Solicitando a ajuda de um cão robô que trazia um casaco diferente, o belga perguntava: "Sabem o que significa esta roupa significa, certo?", a resposta foi afirmativa. Papaoutai foi, talvez, o primeiro momento da noite em que toda a plateia cantou em uníssono as palavras escritas por van Haver - algo que, antes do encore, só se deve ter repetido com Formidable, outro dos hits do belga.

Com um alinhamento em modo expresso (de apenas pouco mais de uma hora), L"Enfer mostrou, mais uma vez, a atenção aos detalhes e, no fundo, num ecrã LED, apareciam colunas de fumo infernais que refletiam as palavras que Stromae ia cantando.

E, para terminar a noite com chave de ouro, não podia faltar o êxito que catapultou o compositor para o estrelato.

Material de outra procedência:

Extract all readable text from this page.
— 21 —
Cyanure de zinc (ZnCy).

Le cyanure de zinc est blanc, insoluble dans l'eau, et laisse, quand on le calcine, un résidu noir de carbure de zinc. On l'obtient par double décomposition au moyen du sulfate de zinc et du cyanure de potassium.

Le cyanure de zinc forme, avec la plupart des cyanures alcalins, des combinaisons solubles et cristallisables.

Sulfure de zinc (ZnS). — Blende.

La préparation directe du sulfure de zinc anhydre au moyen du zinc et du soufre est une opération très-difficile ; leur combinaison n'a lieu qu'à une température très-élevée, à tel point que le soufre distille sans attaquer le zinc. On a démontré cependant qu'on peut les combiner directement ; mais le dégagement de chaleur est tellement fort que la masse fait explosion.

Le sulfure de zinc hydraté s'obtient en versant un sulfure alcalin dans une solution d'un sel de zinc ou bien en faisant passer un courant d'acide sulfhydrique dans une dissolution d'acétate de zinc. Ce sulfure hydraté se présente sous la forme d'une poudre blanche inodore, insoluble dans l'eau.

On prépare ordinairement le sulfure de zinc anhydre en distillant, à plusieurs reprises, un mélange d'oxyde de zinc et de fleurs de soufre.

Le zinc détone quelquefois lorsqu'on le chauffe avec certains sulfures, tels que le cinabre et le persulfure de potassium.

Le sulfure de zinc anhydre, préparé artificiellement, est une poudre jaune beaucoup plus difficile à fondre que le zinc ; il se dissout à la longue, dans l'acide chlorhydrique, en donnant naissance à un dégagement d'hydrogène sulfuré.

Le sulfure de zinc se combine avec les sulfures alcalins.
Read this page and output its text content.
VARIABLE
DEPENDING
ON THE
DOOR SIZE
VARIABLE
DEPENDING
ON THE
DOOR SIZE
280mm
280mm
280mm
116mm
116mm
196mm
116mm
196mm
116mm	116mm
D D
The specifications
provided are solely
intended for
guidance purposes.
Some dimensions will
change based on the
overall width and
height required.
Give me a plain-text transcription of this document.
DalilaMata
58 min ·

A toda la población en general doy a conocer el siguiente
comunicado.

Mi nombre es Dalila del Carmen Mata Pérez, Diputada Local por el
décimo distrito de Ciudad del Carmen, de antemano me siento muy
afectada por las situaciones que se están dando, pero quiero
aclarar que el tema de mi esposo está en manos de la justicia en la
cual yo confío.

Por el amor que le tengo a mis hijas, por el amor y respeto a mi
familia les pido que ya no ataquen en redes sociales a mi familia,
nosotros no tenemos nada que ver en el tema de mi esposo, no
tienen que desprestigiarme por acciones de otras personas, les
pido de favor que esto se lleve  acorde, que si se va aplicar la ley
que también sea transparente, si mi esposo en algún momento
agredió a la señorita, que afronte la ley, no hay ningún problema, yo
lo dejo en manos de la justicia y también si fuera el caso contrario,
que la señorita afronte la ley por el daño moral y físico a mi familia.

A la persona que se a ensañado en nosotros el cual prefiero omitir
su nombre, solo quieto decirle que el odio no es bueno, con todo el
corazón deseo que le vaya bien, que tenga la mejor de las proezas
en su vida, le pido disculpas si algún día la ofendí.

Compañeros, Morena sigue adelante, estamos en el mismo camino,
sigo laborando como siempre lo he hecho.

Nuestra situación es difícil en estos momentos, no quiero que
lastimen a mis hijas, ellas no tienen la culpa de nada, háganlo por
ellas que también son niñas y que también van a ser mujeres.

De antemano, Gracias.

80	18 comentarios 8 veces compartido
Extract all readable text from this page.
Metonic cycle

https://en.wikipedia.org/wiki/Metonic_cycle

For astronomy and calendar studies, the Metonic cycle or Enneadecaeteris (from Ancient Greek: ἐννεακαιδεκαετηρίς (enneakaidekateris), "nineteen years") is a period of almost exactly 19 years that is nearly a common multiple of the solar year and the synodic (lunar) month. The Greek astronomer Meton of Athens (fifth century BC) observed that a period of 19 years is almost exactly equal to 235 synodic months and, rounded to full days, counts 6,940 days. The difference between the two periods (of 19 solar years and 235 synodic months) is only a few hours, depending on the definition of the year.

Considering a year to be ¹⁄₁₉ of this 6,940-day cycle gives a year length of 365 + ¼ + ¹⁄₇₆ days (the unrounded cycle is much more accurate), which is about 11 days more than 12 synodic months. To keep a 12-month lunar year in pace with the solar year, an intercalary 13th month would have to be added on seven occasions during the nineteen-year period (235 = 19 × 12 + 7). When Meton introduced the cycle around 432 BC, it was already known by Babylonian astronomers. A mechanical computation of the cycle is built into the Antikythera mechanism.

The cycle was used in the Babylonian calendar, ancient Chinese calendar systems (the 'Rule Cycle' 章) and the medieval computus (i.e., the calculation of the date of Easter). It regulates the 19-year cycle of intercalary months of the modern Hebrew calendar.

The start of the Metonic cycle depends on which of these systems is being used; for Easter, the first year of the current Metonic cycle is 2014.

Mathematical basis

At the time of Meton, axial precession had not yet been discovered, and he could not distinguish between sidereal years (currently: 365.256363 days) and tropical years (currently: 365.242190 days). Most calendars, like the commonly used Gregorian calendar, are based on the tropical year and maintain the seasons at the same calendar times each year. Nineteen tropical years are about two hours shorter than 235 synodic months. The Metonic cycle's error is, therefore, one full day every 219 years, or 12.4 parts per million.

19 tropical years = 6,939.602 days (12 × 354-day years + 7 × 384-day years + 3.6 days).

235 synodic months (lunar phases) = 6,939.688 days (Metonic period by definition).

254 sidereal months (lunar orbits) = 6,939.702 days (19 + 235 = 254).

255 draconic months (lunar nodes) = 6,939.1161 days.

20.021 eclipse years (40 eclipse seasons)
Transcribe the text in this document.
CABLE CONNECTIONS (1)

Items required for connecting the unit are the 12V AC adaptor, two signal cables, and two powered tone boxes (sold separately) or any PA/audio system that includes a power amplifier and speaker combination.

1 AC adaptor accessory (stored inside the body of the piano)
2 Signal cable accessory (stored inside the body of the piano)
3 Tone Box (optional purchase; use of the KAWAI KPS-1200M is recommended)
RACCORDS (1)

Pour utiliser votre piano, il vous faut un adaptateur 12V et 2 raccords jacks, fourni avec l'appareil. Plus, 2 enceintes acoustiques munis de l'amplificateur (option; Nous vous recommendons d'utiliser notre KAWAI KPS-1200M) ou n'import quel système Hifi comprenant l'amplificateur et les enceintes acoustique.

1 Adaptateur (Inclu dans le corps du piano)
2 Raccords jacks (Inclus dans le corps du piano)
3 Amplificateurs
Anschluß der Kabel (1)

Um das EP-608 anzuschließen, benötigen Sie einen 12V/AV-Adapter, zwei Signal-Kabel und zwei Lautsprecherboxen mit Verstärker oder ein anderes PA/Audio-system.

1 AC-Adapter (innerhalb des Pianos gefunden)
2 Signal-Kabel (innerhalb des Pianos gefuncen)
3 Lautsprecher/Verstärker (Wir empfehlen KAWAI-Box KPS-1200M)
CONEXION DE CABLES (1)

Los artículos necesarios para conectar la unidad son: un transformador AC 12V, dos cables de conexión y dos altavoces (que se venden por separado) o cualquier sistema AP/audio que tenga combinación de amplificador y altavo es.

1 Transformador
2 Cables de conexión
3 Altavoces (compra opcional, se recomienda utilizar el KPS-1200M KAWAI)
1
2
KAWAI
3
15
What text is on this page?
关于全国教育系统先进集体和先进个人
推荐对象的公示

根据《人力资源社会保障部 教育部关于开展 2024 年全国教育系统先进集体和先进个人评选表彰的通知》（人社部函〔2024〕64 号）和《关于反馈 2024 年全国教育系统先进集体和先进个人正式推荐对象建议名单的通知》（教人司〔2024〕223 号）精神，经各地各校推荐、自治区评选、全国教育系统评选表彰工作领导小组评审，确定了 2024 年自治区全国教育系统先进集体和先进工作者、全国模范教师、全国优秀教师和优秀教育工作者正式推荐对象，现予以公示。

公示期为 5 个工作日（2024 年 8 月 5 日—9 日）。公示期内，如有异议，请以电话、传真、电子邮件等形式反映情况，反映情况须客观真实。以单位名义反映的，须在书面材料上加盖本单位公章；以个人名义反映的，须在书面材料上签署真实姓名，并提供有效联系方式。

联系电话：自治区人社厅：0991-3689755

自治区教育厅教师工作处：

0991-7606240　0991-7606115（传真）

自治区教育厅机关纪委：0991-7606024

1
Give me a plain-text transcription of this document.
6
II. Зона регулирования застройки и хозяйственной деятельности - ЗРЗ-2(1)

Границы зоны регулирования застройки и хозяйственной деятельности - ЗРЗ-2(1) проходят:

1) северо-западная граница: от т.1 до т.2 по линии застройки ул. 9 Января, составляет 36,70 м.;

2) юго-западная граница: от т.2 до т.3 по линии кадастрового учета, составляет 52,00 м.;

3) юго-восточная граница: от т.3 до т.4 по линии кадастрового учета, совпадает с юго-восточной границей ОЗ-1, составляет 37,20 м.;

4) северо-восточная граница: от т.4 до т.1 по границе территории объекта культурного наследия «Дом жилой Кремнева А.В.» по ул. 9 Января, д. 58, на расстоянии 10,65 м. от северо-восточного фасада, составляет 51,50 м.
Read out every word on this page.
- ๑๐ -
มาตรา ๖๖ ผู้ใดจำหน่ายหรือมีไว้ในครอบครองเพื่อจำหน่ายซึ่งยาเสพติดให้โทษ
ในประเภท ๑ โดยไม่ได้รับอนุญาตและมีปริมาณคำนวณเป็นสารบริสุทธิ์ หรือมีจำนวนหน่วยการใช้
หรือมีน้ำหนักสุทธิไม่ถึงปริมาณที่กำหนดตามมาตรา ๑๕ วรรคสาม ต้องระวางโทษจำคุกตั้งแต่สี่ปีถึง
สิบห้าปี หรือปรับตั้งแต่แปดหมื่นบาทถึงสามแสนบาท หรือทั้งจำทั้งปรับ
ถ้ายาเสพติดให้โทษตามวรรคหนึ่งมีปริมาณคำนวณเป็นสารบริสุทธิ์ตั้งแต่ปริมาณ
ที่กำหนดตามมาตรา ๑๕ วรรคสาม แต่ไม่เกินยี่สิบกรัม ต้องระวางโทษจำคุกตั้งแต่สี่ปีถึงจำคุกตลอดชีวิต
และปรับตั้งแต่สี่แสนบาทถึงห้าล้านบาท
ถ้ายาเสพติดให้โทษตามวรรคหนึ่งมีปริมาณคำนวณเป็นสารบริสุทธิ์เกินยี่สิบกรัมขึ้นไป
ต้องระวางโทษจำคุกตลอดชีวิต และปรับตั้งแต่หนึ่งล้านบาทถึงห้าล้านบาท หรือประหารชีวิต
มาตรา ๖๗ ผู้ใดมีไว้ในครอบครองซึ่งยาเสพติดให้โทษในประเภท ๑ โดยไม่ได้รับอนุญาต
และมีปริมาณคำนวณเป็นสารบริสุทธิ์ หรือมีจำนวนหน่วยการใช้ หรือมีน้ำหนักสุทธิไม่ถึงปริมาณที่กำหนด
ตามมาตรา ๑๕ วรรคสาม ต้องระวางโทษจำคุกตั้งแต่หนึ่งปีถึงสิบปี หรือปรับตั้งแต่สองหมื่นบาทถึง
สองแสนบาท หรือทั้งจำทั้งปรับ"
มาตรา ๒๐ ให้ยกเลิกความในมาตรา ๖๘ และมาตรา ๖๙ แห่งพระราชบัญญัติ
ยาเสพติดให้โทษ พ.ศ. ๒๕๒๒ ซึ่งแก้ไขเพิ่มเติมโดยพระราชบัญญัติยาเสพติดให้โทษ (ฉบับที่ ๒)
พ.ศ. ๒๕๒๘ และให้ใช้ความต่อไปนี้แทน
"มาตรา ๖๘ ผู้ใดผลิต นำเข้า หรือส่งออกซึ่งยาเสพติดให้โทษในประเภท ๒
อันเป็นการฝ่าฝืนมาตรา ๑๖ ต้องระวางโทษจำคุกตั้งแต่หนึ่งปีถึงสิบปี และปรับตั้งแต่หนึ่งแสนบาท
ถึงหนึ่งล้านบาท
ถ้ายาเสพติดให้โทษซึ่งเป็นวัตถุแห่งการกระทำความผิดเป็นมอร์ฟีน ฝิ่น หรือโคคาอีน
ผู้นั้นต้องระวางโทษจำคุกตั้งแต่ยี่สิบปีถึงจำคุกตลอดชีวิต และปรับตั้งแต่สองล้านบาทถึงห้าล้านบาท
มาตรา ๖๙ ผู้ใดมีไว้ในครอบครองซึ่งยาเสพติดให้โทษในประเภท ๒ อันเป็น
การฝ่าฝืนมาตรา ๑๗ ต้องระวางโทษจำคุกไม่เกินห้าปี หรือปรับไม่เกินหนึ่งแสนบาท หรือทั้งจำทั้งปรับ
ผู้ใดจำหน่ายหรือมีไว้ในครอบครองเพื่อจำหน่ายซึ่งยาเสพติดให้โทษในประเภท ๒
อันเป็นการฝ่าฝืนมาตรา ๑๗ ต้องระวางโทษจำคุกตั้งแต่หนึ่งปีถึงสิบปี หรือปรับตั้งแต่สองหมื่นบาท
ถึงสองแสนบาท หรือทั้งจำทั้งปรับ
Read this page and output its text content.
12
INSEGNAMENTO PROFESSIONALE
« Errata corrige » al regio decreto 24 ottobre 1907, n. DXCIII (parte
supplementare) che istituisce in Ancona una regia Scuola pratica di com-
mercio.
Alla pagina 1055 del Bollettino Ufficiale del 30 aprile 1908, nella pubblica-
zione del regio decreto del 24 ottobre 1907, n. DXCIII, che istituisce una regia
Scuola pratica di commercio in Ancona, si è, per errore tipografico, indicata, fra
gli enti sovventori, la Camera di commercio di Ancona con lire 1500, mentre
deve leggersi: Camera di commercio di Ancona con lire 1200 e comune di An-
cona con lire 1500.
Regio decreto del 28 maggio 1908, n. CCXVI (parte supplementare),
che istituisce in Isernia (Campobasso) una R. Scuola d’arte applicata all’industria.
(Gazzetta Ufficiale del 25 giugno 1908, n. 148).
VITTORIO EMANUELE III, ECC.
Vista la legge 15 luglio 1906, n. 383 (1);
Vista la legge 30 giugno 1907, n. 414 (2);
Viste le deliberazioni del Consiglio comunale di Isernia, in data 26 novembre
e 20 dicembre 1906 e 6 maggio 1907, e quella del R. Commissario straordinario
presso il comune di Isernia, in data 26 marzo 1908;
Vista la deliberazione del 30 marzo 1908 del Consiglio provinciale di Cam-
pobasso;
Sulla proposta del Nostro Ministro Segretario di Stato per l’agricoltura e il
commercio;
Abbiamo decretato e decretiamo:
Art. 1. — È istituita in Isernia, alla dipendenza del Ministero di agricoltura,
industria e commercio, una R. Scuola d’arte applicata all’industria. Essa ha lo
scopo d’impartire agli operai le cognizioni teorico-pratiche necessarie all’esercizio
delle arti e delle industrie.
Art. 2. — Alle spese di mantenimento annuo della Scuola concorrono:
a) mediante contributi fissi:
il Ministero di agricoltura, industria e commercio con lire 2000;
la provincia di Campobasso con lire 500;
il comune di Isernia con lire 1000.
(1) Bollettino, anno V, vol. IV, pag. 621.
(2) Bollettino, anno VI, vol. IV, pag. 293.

Alors on Dance surgiu então no encore, com toda a gente a dançar e a saltar à medida que, no palco, Stromae também fazia a festa com os quatro músicos que o acompanhavam, lembrando que esta canção viralizou na plataforma TikTok, replicando depois a coreografia das danças na rede social.

O segundo dia do NOS Alive decorre esta quinta-feira com o palco principal (palco NOS) a ter Florence + The Machine, Alt-J e Jorja Smith como nomes principais.